Subjects are being asked to be in this research study because they are having spinal fusion surgery, will have pain some of the time and will be getting morphine during and after surgery to help control their pain.
Up to 80 people from Denver will participate in the study. Subjects will be randomized to receive one of two possible medications during surgery to help with pain after surgery. After they go to sleep for surgery the anesthesiologist will give them either (1) a single injection of morphine into the spinal fluid in the lower back, or (2) a single injection of extended-release morphine into the epidural space (just outside the spinal fluid) in the lower back.

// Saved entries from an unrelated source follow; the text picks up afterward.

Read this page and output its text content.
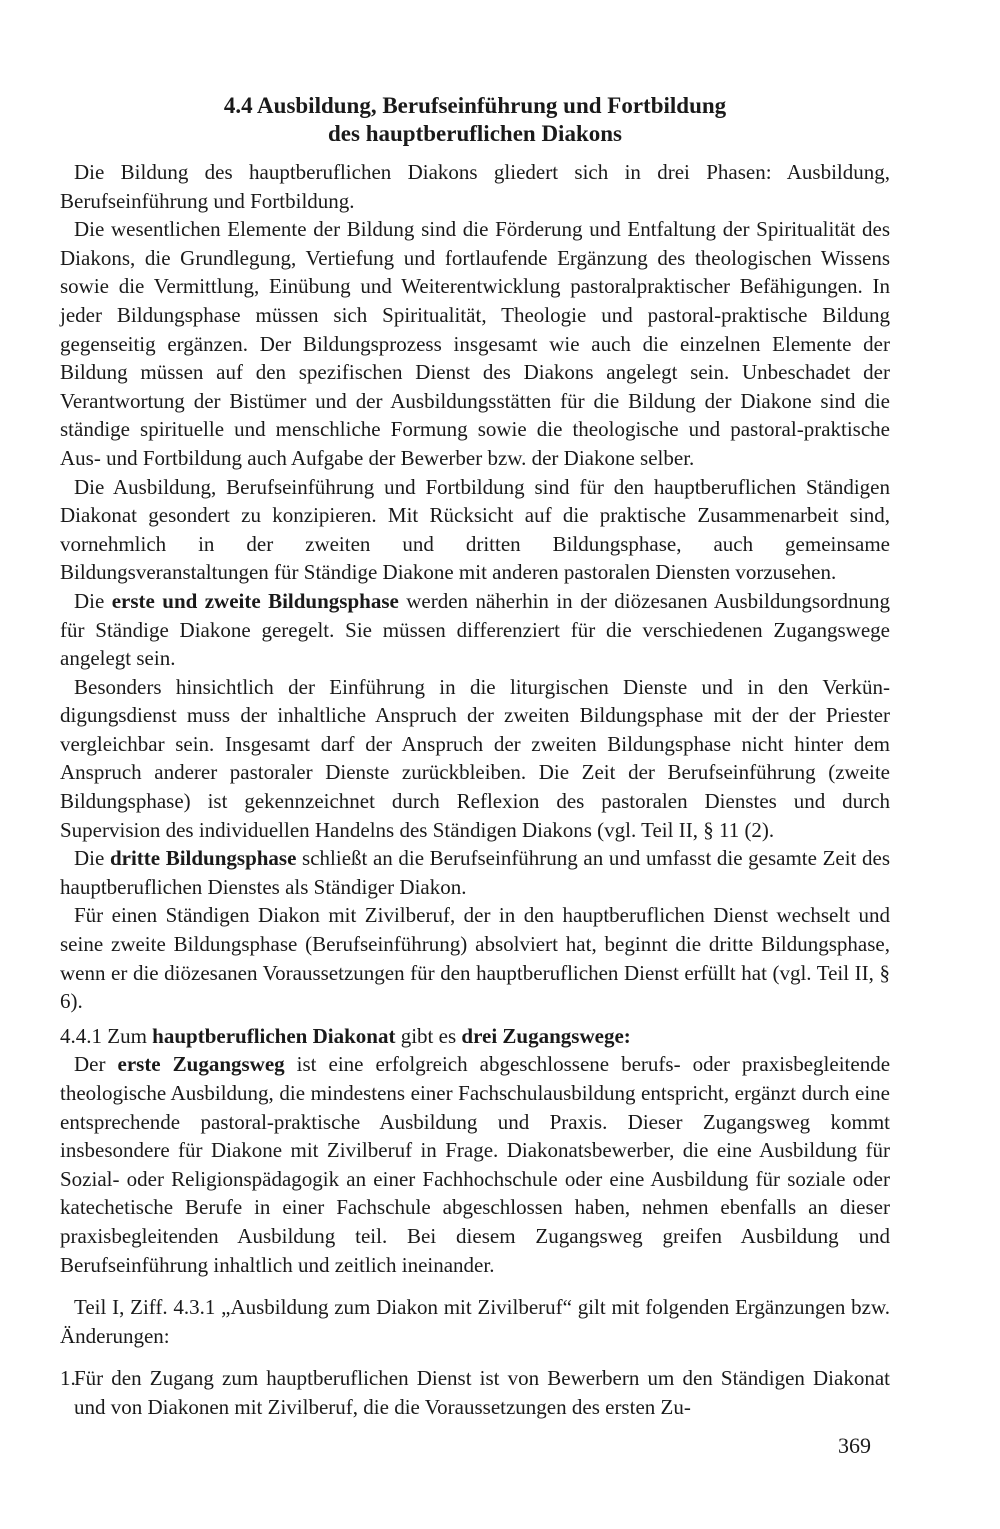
4.4 Ausbildung, Berufseinführung und Fortbildung
des hauptberuflichen Diakons

Die Bildung des hauptberuflichen Diakons gliedert sich in drei Phasen: Ausbildung, Berufseinführung und Fortbildung.

Die wesentlichen Elemente der Bildung sind die Förderung und Entfaltung der Spiritualität des Diakons, die Grundlegung, Vertiefung und fortlaufende Ergänzung des theologischen Wissens sowie die Vermittlung, Einübung und Weiterentwicklung pastoralpraktischer Befähigungen. In jeder Bildungsphase müssen sich Spiritualität, Theologie und pastoral-praktische Bildung gegenseitig ergänzen. Der Bildungsprozess insgesamt wie auch die einzelnen Elemente der Bildung müssen auf den spezifischen Dienst des Diakons angelegt sein. Unbeschadet der Verantwortung der Bistümer und der Ausbildungsstätten für die Bildung der Diakone sind die ständige spirituelle und menschliche Formung sowie die theologische und pastoral-praktische Aus- und Fortbildung auch Aufgabe der Bewerber bzw. der Diakone selber.

Die Ausbildung, Berufseinführung und Fortbildung sind für den hauptberuflichen Ständigen Diakonat gesondert zu konzipieren. Mit Rücksicht auf die praktische Zusammenarbeit sind, vornehmlich in der zweiten und dritten Bildungsphase, auch gemeinsame Bildungsveranstaltungen für Ständige Diakone mit anderen pastoralen Diensten vorzusehen.

Die erste und zweite Bildungsphase werden näherhin in der diözesanen Ausbildungsordnung für Ständige Diakone geregelt. Sie müssen differenziert für die verschiedenen Zugangswege angelegt sein.

Besonders hinsichtlich der Einführung in die liturgischen Dienste und in den Verkündigungsdienst muss der inhaltliche Anspruch der zweiten Bildungsphase mit der der Priester vergleichbar sein. Insgesamt darf der Anspruch der zweiten Bildungsphase nicht hinter dem Anspruch anderer pastoraler Dienste zurückbleiben. Die Zeit der Berufseinführung (zweite Bildungsphase) ist gekennzeichnet durch Reflexion des pastoralen Dienstes und durch Supervision des individuellen Handelns des Ständigen Diakons (vgl. Teil II, § 11 (2).

Die dritte Bildungsphase schließt an die Berufseinführung an und umfasst die gesamte Zeit des hauptberuflichen Dienstes als Ständiger Diakon.

Für einen Ständigen Diakon mit Zivilberuf, der in den hauptberuflichen Dienst wechselt und seine zweite Bildungsphase (Berufseinführung) absolviert hat, beginnt die dritte Bildungsphase, wenn er die diözesanen Voraussetzungen für den hauptberuflichen Dienst erfüllt hat (vgl. Teil II, § 6).

4.4.1 Zum hauptberuflichen Diakonat gibt es drei Zugangswege:

Der erste Zugangsweg ist eine erfolgreich abgeschlossene berufs- oder praxisbegleitende theologische Ausbildung, die mindestens einer Fachschulausbildung entspricht, ergänzt durch eine entsprechende pastoral-praktische Ausbildung und Praxis. Dieser Zugangsweg kommt insbesondere für Diakone mit Zivilberuf in Frage. Diakonatsbewerber, die eine Ausbildung für Sozial- oder Religionspädagogik an einer Fachhochschule oder eine Ausbildung für soziale oder katechetische Berufe in einer Fachschule abgeschlossen haben, nehmen ebenfalls an dieser praxisbegleitenden Ausbildung teil. Bei diesem Zugangsweg greifen Ausbildung und Berufseinführung inhaltlich und zeitlich ineinander.

Teil I, Ziff. 4.3.1 „Ausbildung zum Diakon mit Zivilberuf“ gilt mit folgenden Ergänzungen bzw. Änderungen:

1.
Für den Zugang zum hauptberuflichen Dienst ist von Bewerbern um den Ständigen Diakonat und von Diakonen mit Zivilberuf, die die Voraussetzungen des ersten Zu-
369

The usual care for patients having this surgery is a single injection of morphine into the spinal fluid in the lower back. If randomized to group (1), subjects will receive the usual care for pain control. If subjects are randomized to group (2), they will receive a single injection of extended-release morphine into the epidural space.
During surgery, a small blood sample (1 teaspoon or less) will be collected to analyze specific DNA sequences that are involved in individual responses to morphine for pain control. The blood sample will be destroyed after 24 months.
After surgery, subjects will have IV pain medication through a patient-controlled analgesia (PCA) machine. Subjects will be shown how to work the PCA so they can get the pain medicine when they need it. A research nurse will check in frequently to ask how much pain is occurring following the surgery and any side effects that may arise from the study medicine.
Subjects will be in this study up to 60 hours after surgery.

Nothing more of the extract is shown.